The need for cleaner and more sustainable energy systems is imperative, especially from an environmental point of view. According to the Union of Concerned Scientists (UCS), the share of emissions from natural gas is increasing at a fast pace, with the EIA projecting an increase of electricity related CO2 emissions to rise by 12% from 2012 levels by 2040.
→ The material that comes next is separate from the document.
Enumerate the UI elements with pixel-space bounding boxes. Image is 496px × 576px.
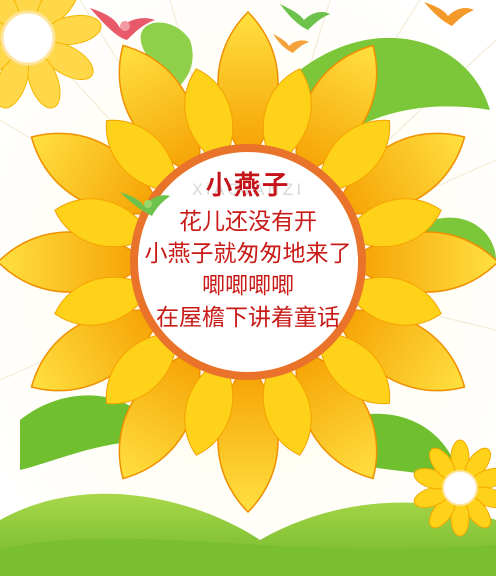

Despite environmental concerns, coal is also being considered as an alternative to fossil fuels. ¨Allowing companies to import coal is a step in the right direction,” said Nasrallah, “provided that all environmental codes are strictly applied.¨ The diversion of natural gas into the electricity sector has put the country´s factories in a difficult position. Jose Maria Magrina, CEO of the Arabian Cement Company told Al-Ahram last August, that the inability of the government to provide natural gas led to a 30% drop in production, resulting in higher prices in the local market. The same goes for state-owned Delta Company for Fertilizers and Chemical Industries, who had to cut production by 15%.

Importing coal to relieve pressure from natural gas as the main generator of electricity can be risky, as coal is still a high pollutant. Natural gas emits around 800 pounds of CO2 per megawatt hour – 50% to 60% lower than the emissions from a typical coal plant, according to UCS.

Nonetheless, Egypt is following the world’s departure from fossil fuels as the only source of energy and transitioning slowly into renewable energy. For example, “Egypt is number one in the Arab World in terms of wind energy generation,” Mahmoud said, “producing 750 wind megawatts.”

This past month, the Minister of Petroleum Eng. Sherif Ismail, attended the MOC 2014 in Alexandria. During his opening speech, Ismail spoke adamantly of sustainability and energy efficiency in Egypt’s oil and electricity industry. The future is bright for Egypt since the country possesses the adequate resources to develop a strong and sustainable energy sector. Thus, the responsibility lies on policymakers to further prioritize investment in natural gas and pay closer attention to the field of renewables. This way, the energy crisis will cease to make the headlines and Egyptians won´t have to worry about stocking up on candles to be able to read them.